Back at work, you sit in front of your computer and make sure to wipe down the surface of your desk, your telephone and your computer keyboard with those disinfectant wipes you bought in the supermarket.
You finish up for the day and decide to join your colleagues for an after-work drink in your local pub.
This is only after a firm commitment (in writing) from the others in the group of four, all of whom appear healthy, that they will remain in its spacious, relatively people-free outdoor smoking area at all times. You get your coat.
There is no point in being antisocial, despite the obvious risks, you think.
And anyway, it beats sitting in a packed lecture hall for your twice-weekly college night course, which you have been bunking off for weeks now for "health reasons".

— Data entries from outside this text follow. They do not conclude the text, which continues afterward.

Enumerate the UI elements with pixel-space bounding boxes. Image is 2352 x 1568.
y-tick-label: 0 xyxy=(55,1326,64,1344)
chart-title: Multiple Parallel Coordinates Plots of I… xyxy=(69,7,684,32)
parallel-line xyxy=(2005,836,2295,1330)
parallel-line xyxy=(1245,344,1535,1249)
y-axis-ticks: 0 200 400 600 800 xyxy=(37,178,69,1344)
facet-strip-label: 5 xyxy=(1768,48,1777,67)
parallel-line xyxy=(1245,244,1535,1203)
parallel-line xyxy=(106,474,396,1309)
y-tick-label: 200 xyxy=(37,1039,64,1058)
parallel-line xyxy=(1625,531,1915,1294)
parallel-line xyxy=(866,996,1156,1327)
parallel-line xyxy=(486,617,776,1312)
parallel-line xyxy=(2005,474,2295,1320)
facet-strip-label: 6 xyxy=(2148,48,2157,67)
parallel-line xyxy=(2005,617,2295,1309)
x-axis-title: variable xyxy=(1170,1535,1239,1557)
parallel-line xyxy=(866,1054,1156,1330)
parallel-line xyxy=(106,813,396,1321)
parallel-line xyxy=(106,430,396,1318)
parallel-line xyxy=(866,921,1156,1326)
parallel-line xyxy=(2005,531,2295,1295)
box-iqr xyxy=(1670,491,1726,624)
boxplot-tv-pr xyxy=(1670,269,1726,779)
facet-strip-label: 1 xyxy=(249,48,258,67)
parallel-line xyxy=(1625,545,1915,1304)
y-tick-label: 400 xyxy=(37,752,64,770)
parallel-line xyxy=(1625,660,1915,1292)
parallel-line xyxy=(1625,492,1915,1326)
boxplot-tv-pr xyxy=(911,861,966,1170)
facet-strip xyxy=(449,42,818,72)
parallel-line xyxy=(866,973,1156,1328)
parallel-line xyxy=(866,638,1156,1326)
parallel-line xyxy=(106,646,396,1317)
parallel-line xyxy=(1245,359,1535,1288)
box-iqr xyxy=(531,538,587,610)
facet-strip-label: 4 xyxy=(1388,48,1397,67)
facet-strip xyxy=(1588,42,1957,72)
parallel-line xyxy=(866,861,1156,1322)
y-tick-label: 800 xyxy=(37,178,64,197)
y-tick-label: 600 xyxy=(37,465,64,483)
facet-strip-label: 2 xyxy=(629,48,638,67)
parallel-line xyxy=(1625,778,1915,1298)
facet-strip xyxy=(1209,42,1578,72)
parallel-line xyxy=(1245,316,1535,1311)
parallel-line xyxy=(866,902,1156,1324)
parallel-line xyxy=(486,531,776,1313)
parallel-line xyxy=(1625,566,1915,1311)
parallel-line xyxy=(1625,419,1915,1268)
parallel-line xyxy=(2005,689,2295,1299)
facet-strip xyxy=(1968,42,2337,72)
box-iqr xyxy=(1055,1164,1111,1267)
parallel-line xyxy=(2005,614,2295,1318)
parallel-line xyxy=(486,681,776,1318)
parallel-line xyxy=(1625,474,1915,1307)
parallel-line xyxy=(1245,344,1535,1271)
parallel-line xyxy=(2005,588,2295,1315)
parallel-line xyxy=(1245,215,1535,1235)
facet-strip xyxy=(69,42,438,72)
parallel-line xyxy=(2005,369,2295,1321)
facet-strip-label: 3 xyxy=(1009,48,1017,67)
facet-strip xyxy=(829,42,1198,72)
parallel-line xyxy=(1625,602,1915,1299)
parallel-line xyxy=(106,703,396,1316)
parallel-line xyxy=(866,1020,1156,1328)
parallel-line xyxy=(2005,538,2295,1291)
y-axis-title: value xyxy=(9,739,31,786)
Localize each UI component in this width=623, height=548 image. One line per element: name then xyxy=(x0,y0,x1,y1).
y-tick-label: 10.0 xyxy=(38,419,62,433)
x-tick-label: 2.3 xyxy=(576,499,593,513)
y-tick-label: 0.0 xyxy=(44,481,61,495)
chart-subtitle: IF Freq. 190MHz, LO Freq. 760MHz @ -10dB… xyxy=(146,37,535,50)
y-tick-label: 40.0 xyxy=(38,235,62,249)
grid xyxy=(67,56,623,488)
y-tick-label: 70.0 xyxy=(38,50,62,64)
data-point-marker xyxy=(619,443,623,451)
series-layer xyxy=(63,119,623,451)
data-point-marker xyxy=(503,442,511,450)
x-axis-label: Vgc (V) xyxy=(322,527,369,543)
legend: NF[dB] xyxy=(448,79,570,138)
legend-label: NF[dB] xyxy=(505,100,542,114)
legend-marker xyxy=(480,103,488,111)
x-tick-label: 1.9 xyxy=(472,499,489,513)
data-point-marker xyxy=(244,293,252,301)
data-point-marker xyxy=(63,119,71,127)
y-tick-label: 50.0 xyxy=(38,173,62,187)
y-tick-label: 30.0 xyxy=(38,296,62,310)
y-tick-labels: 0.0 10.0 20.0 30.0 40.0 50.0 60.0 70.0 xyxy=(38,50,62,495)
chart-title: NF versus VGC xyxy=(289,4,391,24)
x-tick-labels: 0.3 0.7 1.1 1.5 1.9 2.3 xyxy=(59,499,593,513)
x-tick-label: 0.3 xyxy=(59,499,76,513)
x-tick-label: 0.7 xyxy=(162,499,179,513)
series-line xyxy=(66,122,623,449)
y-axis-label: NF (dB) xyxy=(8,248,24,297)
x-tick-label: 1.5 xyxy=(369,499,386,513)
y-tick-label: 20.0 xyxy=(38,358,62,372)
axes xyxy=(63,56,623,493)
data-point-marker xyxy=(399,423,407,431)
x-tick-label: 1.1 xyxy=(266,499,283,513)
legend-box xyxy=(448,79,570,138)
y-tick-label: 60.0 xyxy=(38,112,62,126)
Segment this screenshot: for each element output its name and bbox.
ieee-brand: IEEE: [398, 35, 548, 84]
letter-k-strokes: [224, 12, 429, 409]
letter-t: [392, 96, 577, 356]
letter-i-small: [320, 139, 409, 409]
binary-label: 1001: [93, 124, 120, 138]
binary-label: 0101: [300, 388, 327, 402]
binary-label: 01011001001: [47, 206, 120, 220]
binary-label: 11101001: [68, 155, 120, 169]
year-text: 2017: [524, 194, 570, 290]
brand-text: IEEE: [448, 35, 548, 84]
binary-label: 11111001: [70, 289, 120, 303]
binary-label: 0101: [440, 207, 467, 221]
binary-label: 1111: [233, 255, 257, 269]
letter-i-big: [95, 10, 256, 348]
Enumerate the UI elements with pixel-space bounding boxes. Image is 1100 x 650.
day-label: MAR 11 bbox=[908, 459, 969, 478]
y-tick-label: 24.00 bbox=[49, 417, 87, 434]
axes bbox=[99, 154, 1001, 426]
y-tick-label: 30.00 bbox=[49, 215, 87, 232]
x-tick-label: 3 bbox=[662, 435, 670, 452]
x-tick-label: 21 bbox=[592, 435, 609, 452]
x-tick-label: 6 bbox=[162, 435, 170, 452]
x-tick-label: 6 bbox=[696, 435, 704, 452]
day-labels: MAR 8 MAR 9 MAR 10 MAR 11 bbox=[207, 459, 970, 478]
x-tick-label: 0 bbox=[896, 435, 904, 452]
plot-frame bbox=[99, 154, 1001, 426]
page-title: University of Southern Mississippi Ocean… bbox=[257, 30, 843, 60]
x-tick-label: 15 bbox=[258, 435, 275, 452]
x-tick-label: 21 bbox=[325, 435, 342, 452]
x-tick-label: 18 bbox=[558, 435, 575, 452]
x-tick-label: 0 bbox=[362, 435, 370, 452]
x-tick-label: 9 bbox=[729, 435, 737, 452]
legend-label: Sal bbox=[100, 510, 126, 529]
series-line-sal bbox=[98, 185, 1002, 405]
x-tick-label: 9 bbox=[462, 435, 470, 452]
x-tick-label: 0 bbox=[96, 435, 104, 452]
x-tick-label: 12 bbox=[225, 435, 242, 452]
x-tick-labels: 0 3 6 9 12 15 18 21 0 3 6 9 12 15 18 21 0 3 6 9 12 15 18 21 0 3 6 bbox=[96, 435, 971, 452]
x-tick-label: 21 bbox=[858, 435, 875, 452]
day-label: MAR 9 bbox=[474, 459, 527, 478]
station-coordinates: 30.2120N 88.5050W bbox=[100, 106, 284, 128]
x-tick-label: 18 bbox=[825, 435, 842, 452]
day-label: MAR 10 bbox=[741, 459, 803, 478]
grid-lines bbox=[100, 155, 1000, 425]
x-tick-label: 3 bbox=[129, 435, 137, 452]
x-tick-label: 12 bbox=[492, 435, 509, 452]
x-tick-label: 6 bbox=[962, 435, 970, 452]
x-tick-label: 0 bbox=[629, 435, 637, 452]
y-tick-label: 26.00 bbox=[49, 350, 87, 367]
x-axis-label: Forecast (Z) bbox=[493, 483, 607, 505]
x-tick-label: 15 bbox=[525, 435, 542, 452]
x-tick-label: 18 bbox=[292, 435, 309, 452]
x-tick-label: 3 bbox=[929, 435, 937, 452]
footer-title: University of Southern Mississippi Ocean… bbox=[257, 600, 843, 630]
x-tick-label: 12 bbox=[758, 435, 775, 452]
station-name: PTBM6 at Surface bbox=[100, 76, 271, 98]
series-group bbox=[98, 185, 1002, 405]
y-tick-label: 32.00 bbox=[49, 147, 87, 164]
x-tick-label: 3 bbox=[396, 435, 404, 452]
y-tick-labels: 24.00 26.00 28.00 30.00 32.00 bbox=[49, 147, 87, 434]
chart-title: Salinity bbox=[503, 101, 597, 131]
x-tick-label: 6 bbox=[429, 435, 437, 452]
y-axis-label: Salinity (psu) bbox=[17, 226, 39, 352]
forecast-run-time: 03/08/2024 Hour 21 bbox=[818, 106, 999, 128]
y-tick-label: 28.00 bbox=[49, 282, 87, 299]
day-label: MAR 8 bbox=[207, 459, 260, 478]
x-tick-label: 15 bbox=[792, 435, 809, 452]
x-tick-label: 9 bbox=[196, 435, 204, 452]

You try not to engage in a lengthy conversation with the barman, despite his chatty demeanour, rationalising that people in his line of work must come into contact with hundreds of potentially infected punters every day.
Against your best intentions, you end up at a local nightclub, but loiter near the less populated entrance area.
You take your cue to leave when the DJ plays the traditional slow set, and marvel at the sheer recklessness of those who take to the floor, sometimes with complete strangers. God knows what viral infections they are carrying, the swines.
You arrive home by taxi, after a lengthy conversation with your driver as to why you deem it necessary to wear a mask in his cab.
As you lie in your bed, you think of all the potential scenarios for contracting swine flu which you have managed to avoid throughout the day.
But you try not to think too hard, aware that if you do so you may undo all of your good work.
Because you know that another important way to avoid swine flu is to practise "good health habits".
This includes getting a good night's sleep, you remember, before turning off the light.